Thursday, September 30, 2010

Home Away From Home


Home can be more than just a place; sometimes home is people and a sense of comfort. We need to be able to recognize home when we find it. Home is the place we can go to recharge, the place we can go to feel safe and the place we can go when we need to be accepted. We have to find these places in our lives. They give us a chance to relax, to let the walls down. When we have a chance to renew our willpower we get a chance to regroup before stepping back into the hectic swirl of life.

These homes need to be more accessible then just the place we live. They can be a café, a group of people, or a gym. Starting our day rested is not enough. We have to be able to step into these homes away from home throughout our day. The revitalizing of will power and the injection of mental energy from just a few minutes at the coffee shop is amazing.

Life can easily overwhelm us and we all need safe places to retreat to when this happens. This does not mean retreating from the world or from the battle but more it means taking shelter behind the rubble that is strewn about us. These homes, these fox holes, give us a moment to reload, to know that others have our backs, and to devise a plan of action.

Find your home. Find your foxhole. Use them when you need them to help you be happy, strong and victorious.

Wednesday, September 29, 2010

Building on the Foundation


In this blog I have talked again and again about how confidence is the foundation that we build on when we change our lives. But a foundation is just a beginning; once it is poured and allowed to set we must keep building. The next stage of construction is to frame the building. The material of our frame will be action, and more specifically, well considered action. There is a place for intuitive action and that is not to be discredited, however when we are trying to complete a given blueprint we need to build in line with the design we have laid out.

Taking action can be scary. It means committing, and it means investing yourself in a process and rejecting others. No matter how confident we are, if all we do is stand on our foundation and scream our greatness into the wilderness we will still be wet when the rains come. I for one would rather be scared and committed now then cold and wet on a dark night.
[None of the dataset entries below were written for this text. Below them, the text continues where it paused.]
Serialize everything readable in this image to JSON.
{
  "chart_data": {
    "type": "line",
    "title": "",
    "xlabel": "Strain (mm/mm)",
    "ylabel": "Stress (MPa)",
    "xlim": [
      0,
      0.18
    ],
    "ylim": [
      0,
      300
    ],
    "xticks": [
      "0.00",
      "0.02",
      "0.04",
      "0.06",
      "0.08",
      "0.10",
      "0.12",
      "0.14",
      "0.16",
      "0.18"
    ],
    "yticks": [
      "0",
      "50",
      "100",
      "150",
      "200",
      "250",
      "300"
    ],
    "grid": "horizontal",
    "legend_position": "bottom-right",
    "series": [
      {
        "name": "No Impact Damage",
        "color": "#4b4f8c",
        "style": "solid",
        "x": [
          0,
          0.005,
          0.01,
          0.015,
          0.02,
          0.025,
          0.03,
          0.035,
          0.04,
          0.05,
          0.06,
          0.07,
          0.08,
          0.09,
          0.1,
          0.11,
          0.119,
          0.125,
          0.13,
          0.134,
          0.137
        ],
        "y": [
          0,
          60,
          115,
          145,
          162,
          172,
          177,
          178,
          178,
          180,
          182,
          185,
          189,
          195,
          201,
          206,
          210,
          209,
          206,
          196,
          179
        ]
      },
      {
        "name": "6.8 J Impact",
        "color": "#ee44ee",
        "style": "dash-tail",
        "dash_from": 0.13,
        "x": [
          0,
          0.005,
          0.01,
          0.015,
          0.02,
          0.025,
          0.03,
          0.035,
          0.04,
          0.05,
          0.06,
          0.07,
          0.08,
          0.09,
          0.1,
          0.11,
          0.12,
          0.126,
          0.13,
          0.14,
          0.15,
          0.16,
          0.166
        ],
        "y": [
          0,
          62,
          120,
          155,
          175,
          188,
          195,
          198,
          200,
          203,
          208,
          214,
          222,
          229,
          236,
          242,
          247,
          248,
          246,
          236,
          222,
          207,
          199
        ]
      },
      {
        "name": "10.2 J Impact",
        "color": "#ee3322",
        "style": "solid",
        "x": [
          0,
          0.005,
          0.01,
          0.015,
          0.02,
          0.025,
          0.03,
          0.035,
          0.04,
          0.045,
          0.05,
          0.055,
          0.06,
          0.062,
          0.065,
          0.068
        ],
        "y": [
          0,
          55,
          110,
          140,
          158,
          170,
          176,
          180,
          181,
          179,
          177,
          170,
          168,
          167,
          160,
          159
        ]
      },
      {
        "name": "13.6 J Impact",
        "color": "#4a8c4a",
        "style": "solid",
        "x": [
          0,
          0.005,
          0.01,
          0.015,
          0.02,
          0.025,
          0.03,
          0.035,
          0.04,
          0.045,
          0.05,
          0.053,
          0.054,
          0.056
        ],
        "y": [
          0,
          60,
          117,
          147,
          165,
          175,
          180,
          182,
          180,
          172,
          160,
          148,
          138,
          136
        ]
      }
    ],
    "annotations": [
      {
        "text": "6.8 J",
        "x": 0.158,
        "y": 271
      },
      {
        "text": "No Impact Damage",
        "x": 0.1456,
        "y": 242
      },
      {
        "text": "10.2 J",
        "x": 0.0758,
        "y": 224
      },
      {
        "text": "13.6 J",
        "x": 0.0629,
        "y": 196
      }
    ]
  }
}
We do need to choose our actions in a reasoned manner. We need to weigh the resources that we have against the gains we stand to make and the untried options that will be lost to us by expending those resources. Whether the action we are considering is a cross country move or asking for a raise, we need to weigh the gains and losses against each other in as broad a fashion as we can. And we need to do this quickly. When we over-consider our options and opportunity costs we can easily miss the moment to act.
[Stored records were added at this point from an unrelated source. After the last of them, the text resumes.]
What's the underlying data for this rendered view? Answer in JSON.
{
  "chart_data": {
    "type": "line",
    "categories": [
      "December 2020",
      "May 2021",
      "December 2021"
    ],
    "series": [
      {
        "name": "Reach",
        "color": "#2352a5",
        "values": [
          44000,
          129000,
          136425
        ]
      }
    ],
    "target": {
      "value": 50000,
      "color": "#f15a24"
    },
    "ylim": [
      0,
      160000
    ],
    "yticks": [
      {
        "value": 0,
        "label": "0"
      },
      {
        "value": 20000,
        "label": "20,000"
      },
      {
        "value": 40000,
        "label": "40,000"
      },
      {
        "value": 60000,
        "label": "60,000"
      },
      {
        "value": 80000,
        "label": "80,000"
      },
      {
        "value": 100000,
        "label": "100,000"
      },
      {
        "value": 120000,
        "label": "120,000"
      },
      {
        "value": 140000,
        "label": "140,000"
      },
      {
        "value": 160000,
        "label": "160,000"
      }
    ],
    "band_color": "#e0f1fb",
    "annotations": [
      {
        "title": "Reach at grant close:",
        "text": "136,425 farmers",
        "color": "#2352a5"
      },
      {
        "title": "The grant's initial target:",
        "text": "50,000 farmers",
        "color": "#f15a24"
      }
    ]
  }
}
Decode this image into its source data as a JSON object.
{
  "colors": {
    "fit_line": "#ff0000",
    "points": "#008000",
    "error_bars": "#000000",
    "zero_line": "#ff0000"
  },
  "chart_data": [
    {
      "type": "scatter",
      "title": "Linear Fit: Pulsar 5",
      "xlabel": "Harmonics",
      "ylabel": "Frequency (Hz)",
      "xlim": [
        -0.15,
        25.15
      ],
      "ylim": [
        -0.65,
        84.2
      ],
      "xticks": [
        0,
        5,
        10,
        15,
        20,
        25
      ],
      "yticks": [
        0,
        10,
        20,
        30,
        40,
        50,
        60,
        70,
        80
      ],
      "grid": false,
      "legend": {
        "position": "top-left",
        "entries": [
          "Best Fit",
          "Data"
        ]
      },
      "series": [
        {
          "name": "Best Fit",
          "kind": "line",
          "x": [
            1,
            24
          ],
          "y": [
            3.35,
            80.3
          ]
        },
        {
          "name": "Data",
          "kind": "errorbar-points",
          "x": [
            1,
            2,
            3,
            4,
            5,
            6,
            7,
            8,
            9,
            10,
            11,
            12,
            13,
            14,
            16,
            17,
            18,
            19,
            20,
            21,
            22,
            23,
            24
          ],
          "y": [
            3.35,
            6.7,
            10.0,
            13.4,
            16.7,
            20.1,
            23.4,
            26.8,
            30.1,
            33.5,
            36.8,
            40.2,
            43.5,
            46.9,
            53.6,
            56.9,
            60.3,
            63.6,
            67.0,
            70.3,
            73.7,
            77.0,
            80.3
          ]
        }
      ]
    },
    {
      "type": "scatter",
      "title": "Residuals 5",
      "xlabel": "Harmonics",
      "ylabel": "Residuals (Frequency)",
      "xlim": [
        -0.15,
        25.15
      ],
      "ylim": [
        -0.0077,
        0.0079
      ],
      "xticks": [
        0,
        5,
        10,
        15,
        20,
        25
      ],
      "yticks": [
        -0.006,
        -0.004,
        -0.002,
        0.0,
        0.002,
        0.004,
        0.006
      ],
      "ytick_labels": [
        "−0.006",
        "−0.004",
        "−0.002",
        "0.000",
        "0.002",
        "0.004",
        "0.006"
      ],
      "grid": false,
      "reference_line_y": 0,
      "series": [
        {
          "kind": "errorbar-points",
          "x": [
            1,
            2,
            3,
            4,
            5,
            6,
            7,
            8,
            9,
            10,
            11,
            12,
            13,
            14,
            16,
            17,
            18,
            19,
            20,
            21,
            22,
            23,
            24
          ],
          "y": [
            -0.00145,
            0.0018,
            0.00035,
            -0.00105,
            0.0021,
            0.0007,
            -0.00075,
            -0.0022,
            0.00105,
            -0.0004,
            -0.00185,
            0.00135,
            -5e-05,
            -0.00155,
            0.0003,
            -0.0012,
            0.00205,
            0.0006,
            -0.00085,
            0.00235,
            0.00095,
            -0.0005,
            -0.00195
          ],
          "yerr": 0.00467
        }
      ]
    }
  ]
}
When deciding to act it is often useful to also consider the possible follow-up actions. This way we do not become bogged down in a cycle of act-plan-act plan but rather our actions flow one from the next and we have less chance of feeling lost.

Tuesday, September 28, 2010

The Peace of Success


How do we measure our accomplishments? Is it by the praise others give us or by worldly position? Maybe the yard stick is how we feel about ourselves or the good works we do to help others. But actually, the real basic measure of our success in life is the contentment and peace we feel on a day-to-day basis when we know we have been tested and come out victorious. When we gauge our successes by what others say we are never satisfied because once the warm glow of a compliment wears off we need another fix. The same holds true when we look to the things we own to show how successful we are. Things are transitory. They wear out and break down. Successes do not.

We need to understand that our successes reside in us. These are the things we have accomplished that no one can take from us. They are the building blocks of future successes and the elemental components of confidence. If we find ourselves looking for outside sources of stimulation to remind ourselves what we have achieved we are displaying a lack of faith in ourselves. By understanding that our victories are ours not just on the battle field but in every moment of every day we can find a peace of mind and heart that is hard to come by in this world.

The accumulation of victories and successes can form a vault of treasure that can sustain us through hard times. When we know we have overcome a hardship, on our own or with the help of others, we know we can overcome again. This understanding that we are survivors, that we are the unvanquishable hero of our own tale gives us the strength to laugh in the face of dark times and loss. We have crossed one river. We are capable of crossing others.